2. Customers should demand that the supplier generate accurate predictions about the likelihood of system failure, the effect of those failures, and the time (and cost) to repair those failures. These can be done in a number of ways: reliability, availability and maintainability are commonly used concepts. However, what generally happens is the customer says "I want 99 percent availability," and the supplier says "Yeah, we can do that," but neither party ever really analyzes it.

The supplier simply use intuition, experience, etc., and hopes the system is designed well enough to meet the goal. Most of the time the supplier is right, but occasionally he is not. That's when the system does not live up to expectations and there is trouble. There is a variety of techniques that can be used for correcting this problem and getting everything on the table in plain sight, including: block diagrams, fault trees, FMEAs, computer simulation, etc. Whichever methods are used, particular emphasis needs to be directed at characterizing:

a) The "frequency of failure;"

b) The "effects of failure;”

c) The "time to repair the system.

These three are a function of system design and operation. In addition, customers need to ask questions like: Is the system robust to variation in operating conditions? Is it modular and, thus, easy to repair? If one component fails, does the whole system fail or can other parts still operate? Knowing the answers to these questions helps the customer determine answers to other questions like: How many repair technicians should I staff? How many spare parts do I keep on hand? How often do I do preventive maintenance? These are critical because they ultimately affect the return on their investment.

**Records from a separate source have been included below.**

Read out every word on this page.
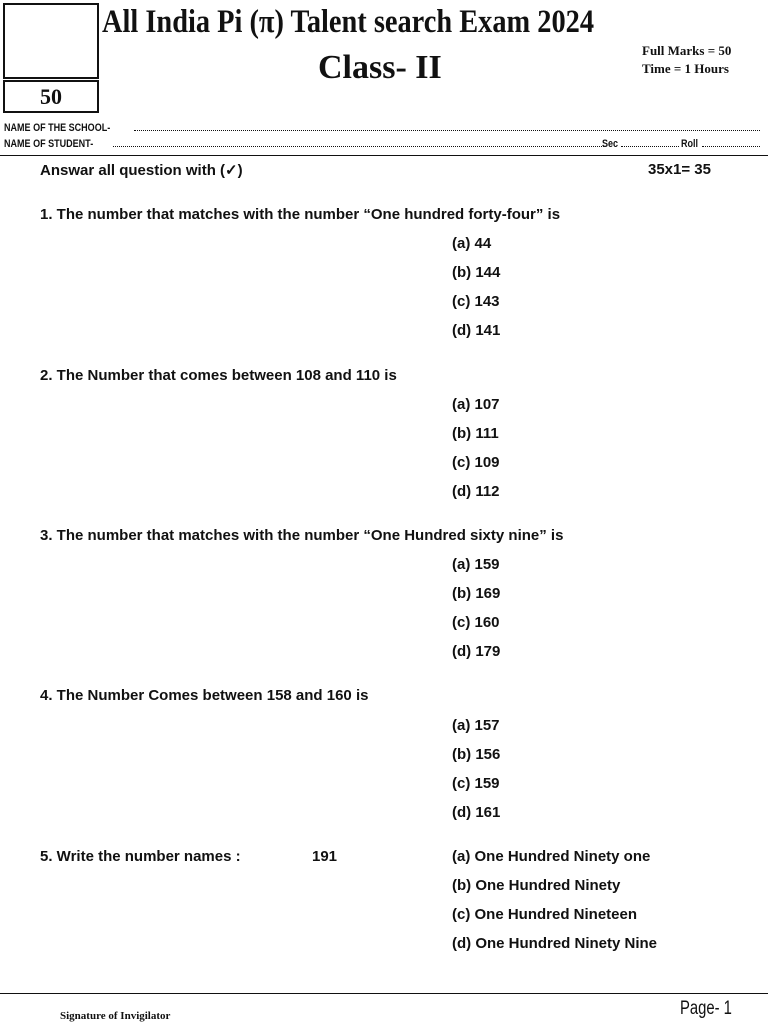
50
All India Pi (π) Talent search Exam 2024
Class- II	Full Marks = 50
Time = 1 Hours
NAME OF THE SCHOOL-
NAME OF STUDENT-	Sec	Roll
Answar all question with (✓)	35x1= 35
1. The number that matches with the number “One hundred forty-four” is
(a) 44
(b) 144
(c) 143
(d) 141
2. The Number that comes between 108 and 110 is
(a) 107
(b) 111
(c) 109
(d) 112
3. The number that matches with the number “One Hundred sixty nine” is
(a) 159
(b) 169
(c) 160
(d) 179
4. The Number Comes between 158 and 160 is
(a) 157
(b) 156
(c) 159
(d) 161
5. Write the number names :	191	(a) One Hundred Ninety one
(b) One Hundred Ninety
(c) One Hundred Nineteen
(d) One Hundred Ninety Nine
Signature of Invigilator	Page- 1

3. Both customer and supplier should utilize experienced reliability engineers to define goals for reliability and availability, test programs, etc. Many companies get themselves into trouble because they assume that their design engineers can do the reliability work. Unfortunately, most design engineers have never studied reliability theory or probabilistic modeling (most of that is taught in industrial engineering programs). As a result, many contracts I have reviewed are seriously flawed when they are analyzed carefully, for a number of reasons: incorrect terminology, non-standard methodologies, incorrect calculations, etc. This is disturbing to me because there is a wide array of well-known reliability standards and textbooks that could help the situation.